Figure 40-1: Gjellerodde.
Gjellerodde is a coastal area located north of Lemvig. It represents a good example of a cuspate foreland (see also site 41 Venø - Nørskov Vig) (Figure 40-1). It is likely that the area was a submarine shoal in the Littorina Sea (9.000-6.000 years ago). At that time the relative sea level was locally about 2 m higher than today and material eroded from the nearby coast formed a submarine shoal. The relative rise of the land in the area since the Littorina transgression has elevated the shoal and sand spits have developed from the west and south. The spits eventually merged and enclosed lake Gjeller Sø.
The area contains impressive examples of beach ridges that illustrate the gradual growth of the spits (Figure 40-2). There are several small lakes that have been enclosed by the advancing sand spits, of which lake Gjeller Sø is by far the largest. A recurved spit is presently developing in the extreme south-eastern corner of the area. This recurved spit is in the process of enclosing a new lake.

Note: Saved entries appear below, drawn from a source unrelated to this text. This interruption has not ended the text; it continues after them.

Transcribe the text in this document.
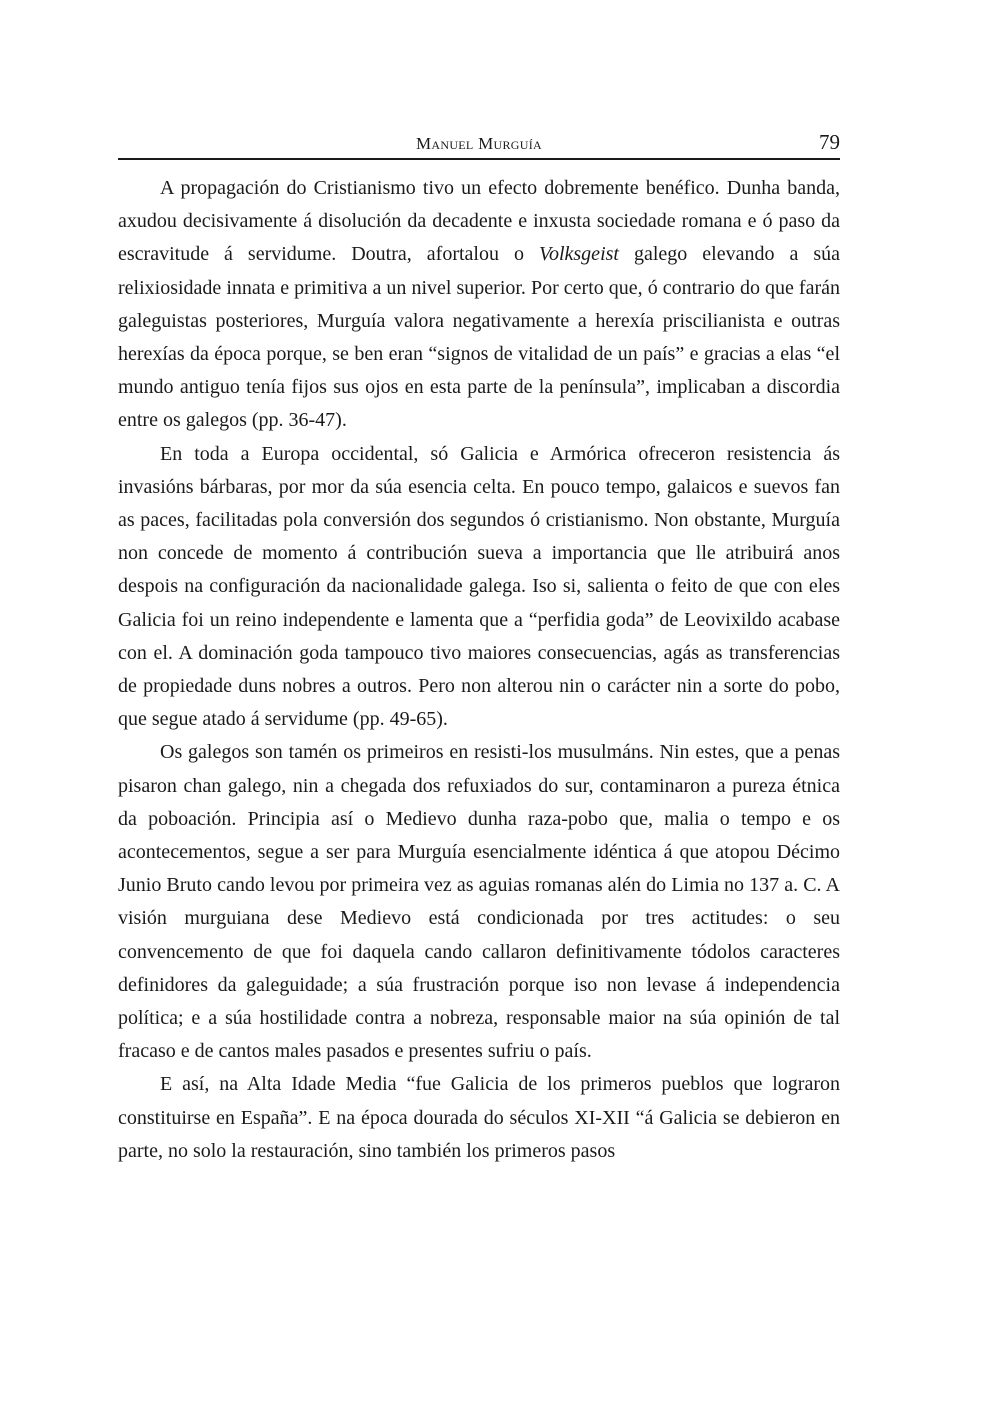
Manuel Murguía	79

A propagación do Cristianismo tivo un efecto dobremente benéfico. Dunha banda, axudou decisivamente á disolución da decadente e inxusta sociedade romana e ó paso da escravitude á servidume. Doutra, afortalou o Volksgeist galego elevando a súa relixiosidade innata e primitiva a un nivel superior. Por certo que, ó contrario do que farán galeguistas posteriores, Murguía valora negativamente a herexía priscilianista e outras herexías da época porque, se ben eran “signos de vitalidad de un país” e gracias a elas “el mundo antiguo tenía fijos sus ojos en esta parte de la península”, implicaban a discordia entre os galegos (pp. 36-47).

En toda a Europa occidental, só Galicia e Armórica ofreceron resistencia ás invasións bárbaras, por mor da súa esencia celta. En pouco tempo, galaicos e suevos fan as paces, facilitadas pola conversión dos segundos ó cristianismo. Non obstante, Murguía non concede de momento á contribución sueva a importancia que lle atribuirá anos despois na configuración da nacionalidade galega. Iso si, salienta o feito de que con eles Galicia foi un reino independente e lamenta que a “perfidia goda” de Leovixildo acabase con el. A dominación goda tampouco tivo maiores consecuencias, agás as transferencias de propiedade duns nobres a outros. Pero non alterou nin o carácter nin a sorte do pobo, que segue atado á servidume (pp. 49-65).

Os galegos son tamén os primeiros en resisti-los musulmáns. Nin estes, que a penas pisaron chan galego, nin a chegada dos refuxiados do sur, contaminaron a pureza étnica da poboación. Principia así o Medievo dunha raza-pobo que, malia o tempo e os acontecementos, segue a ser para Murguía esencialmente idéntica á que atopou Décimo Junio Bruto cando levou por primeira vez as aguias romanas alén do Limia no 137 a. C. A visión murguiana dese Medievo está condicionada por tres actitudes: o seu convencemento de que foi daquela cando callaron definitivamente tódolos caracteres definidores da galeguidade; a súa frustración porque iso non levase á independencia política; e a súa hostilidade contra a nobreza, responsable maior na súa opinión de tal fracaso e de cantos males pasados e presentes sufriu o país.

E así, na Alta Idade Media “fue Galicia de los primeros pueblos que lograron constituirse en España”. E na época dourada do séculos XI-XII “á Galicia se debieron en parte, no solo la restauración, sino también los primeros pasos
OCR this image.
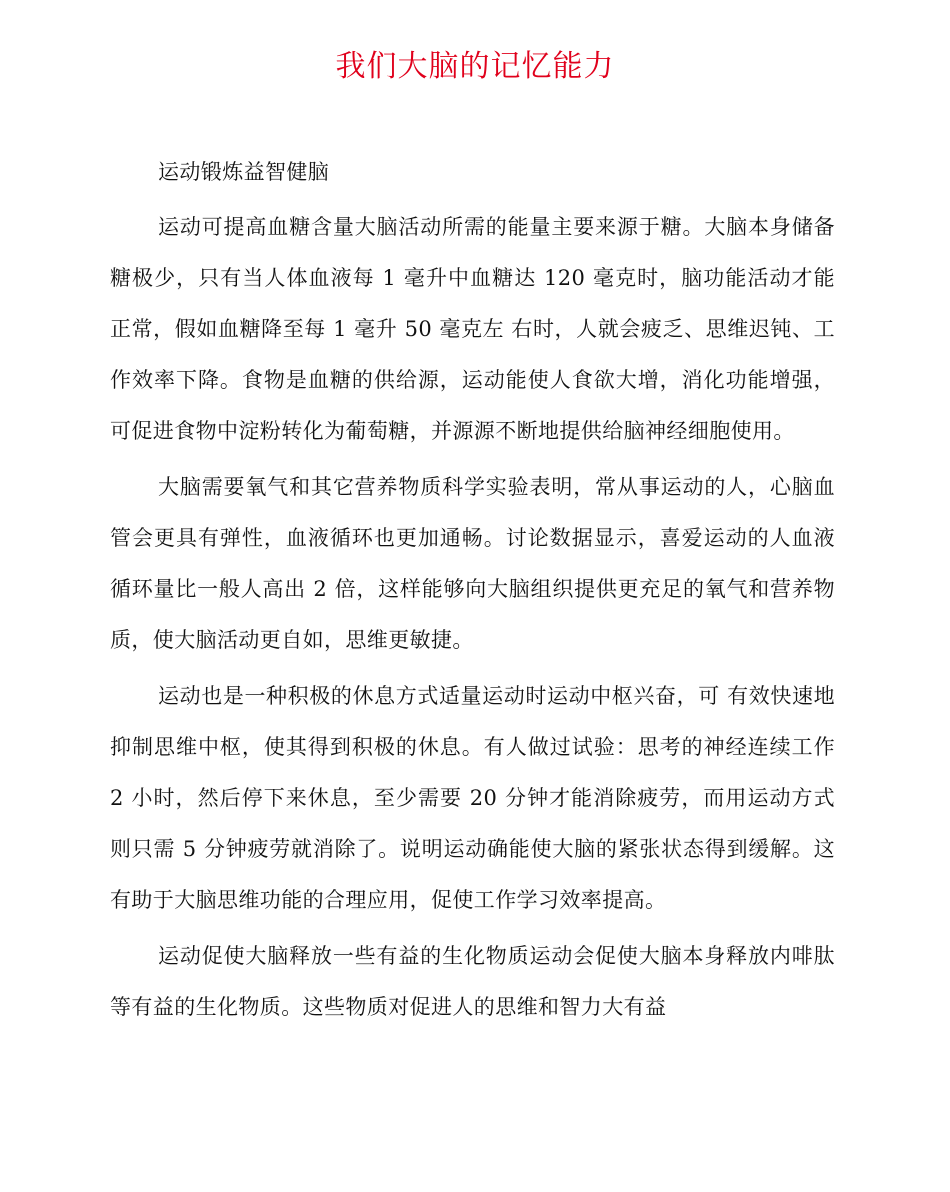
我们大脑的记忆能力

运动锻炼益智健脑

运动可提高血糖含量大脑活动所需的能量主要来源于糖。大脑本身储备糖极少，只有当人体血液每 1 毫升中血糖达 120 毫克时，脑功能活动才能正常，假如血糖降至每 1 毫升 50 毫克左 右时，人就会疲乏、思维迟钝、工作效率下降。食物是血糖的供给源，运动能使人食欲大增，消化功能增强，可促进食物中淀粉转化为葡萄糖，并源源不断地提供给脑神经细胞使用。

大脑需要氧气和其它营养物质科学实验表明，常从事运动的人，心脑血管会更具有弹性，血液循环也更加通畅。讨论数据显示，喜爱运动的人血液循环量比一般人高出 2 倍，这样能够向大脑组织提供更充足的氧气和营养物质，使大脑活动更自如，思维更敏捷。

运动也是一种积极的休息方式适量运动时运动中枢兴奋，可 有效快速地抑制思维中枢，使其得到积极的休息。有人做过试验：思考的神经连续工作 2 小时，然后停下来休息，至少需要 20 分钟才能消除疲劳，而用运动方式则只需 5 分钟疲劳就消除了。说明运动确能使大脑的紧张状态得到缓解。这有助于大脑思维功能的合理应用，促使工作学习效率提高。

运动促使大脑释放一些有益的生化物质运动会促使大脑本身释放内啡肽等有益的生化物质。这些物质对促进人的思维和智力大有益
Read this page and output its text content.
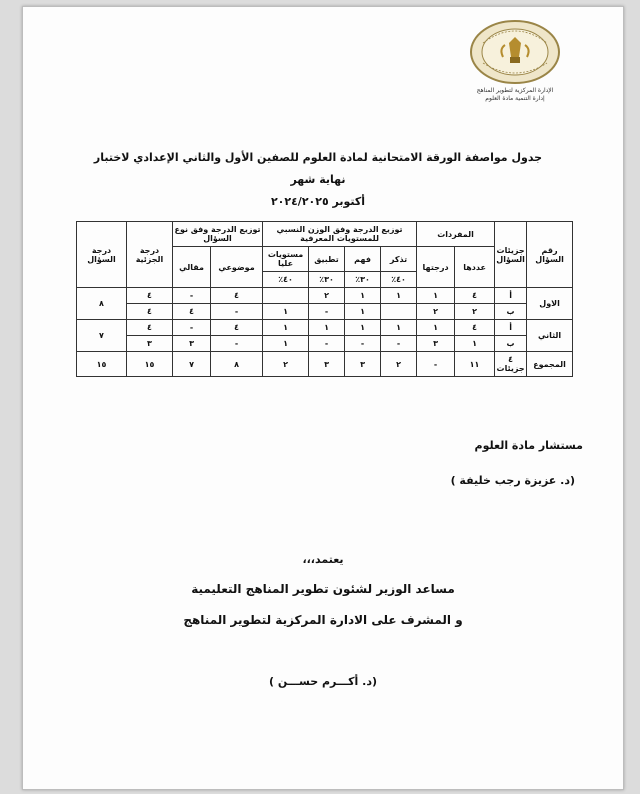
الإدارة المركزية لتطوير المناهج
إدارة التنمية مادة العلوم
جدول مواصفة الورقة الامتحانية لمادة العلوم للصفين الأول والثاني الإعدادي لاختبار نهاية شهر
أكتوبر ٢٠٢٤/٢٠٢٥
رقم السؤال	جزيئات السؤال	المفردات		توزيع الدرجة وفق الوزن النسبي للمستويات المعرفية				توزيع الدرجة وفق نوع السؤال		درجة الجزئية	درجة السؤال
		عددها	درجتها	تذكر	فهم	تطبيق	مستويات عليا	موضوعي	مقالي		
				٤٠٪	٣٠٪	٣٠٪	٤٠٪				
الاول	أ	٤	١	١	١	٢		٤	-	٤	٨
	ب	٢	٢		١	-	١	-	٤	٤	
الثاني	أ	٤	١	١	١	١	١	٤	-	٤	٧
	ب	١	٣	-	-	-	١	-	٣	٣	
المجموع	٤ جزيئات	١١	-	٢	٣	٣	٢	٨	٧	١٥	١٥
مستشار مادة العلوم
(د. عزيزة رجب خليفة )
يعتمد،،،
مساعد الوزير لشئون تطوير المناهج التعليمية
و المشرف على الادارة المركزية لتطوير المناهج
(د. أكـــرم حســـن )
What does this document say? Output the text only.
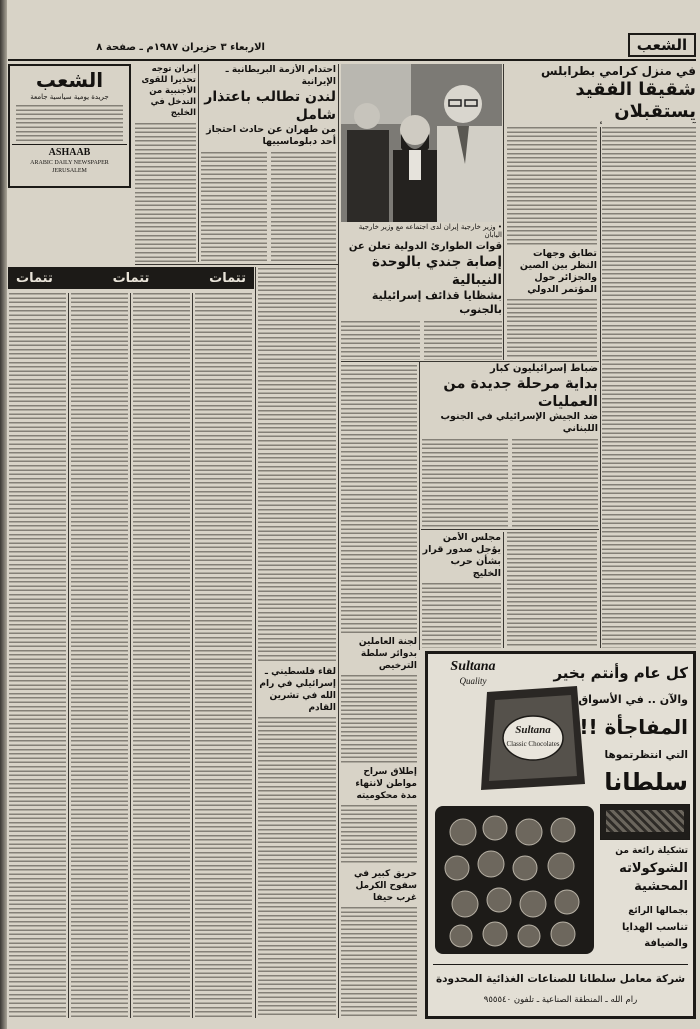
الاربعاء ٣ حزيران ١٩٨٧م ـ صفحة ٨	الشعب
الشعب
جريدة يومية سياسية جامعة
ASHAAB
ARABIC DAILY NEWSPAPER
JERUSALEM
إيران توجه تحذيرا للقوى الأجنبية من التدخل في الخليج
احتدام الأزمة البريطانية ـ الإيرانية
لندن تطالب باعتذار شامل
من طهران عن حادث احتجاز أحد دبلوماسييها
تتمات	تتمات	تتمات
لقاء فلسطيني ـ إسرائيلي في رام الله في تشرين القادم
• وزير خارجية إيران لدى اجتماعه مع وزير خارجية اليابان
قوات الطوارئ الدولية تعلن عن
إصابة جندي بالوحدة النيبالية
بشظايا قذائف إسرائيلية بالجنوب
لجنة العاملين بدوائر سلطة الترخيص
إطلاق سراح مواطن لانتهاء مدة محكوميته
حريق كبير في سفوح الكرمل غرب حيفا
ضباط إسرائيليون كبار
بداية مرحلة جديدة من العمليات
ضد الجيش الإسرائيلي في الجنوب اللبناني
مجلس الأمن يؤجل صدور قرار بشأن حرب الخليج
في منزل كرامي بطرابلس
شقيقا الفقيد يستقبلان
تطابق وجهات النظر بين الصين والجزائر حول المؤتمر الدولي
Sultana
Quality	كل عام وأنتم بخير
والآن .. في الأسواق
المفاجأة !!
التي انتظرتموها
سلطانا
Sultana
Classic Chocolates
تشكيلة رائعة من
الشوكولاته المحشية
بجمالها الرائع
تناسب الهدايا والضيافة
شركة معامل سلطانا للصناعات الغذائية المحدودة
رام الله ـ المنطقة الصناعية ـ تلفون ٩٥٥٥٤٠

Gjellerodde is a very illustrative example of spit formation and coastal deposition, resulting in the development of a cuspate foreland. It is therefore important that the coastal processes are not disturbed by human activities. The area is part of NGI 75 (area of National Geological Interest) and has been selected as a National Coastal Landscape. Gjellerodde has been selected as a Natura 2000 site and a Ramsar area. The south-eastern corner has been designated as a Natura 2000 habitat site. Most of the area consists of protected nature in the form of heaths, tidal meadows and bogs.
Nature management takes place by controlled burning and sheep grazing. The area is easily accessible and is a favoured tourist destination. It would be a good location to communicate geopark information.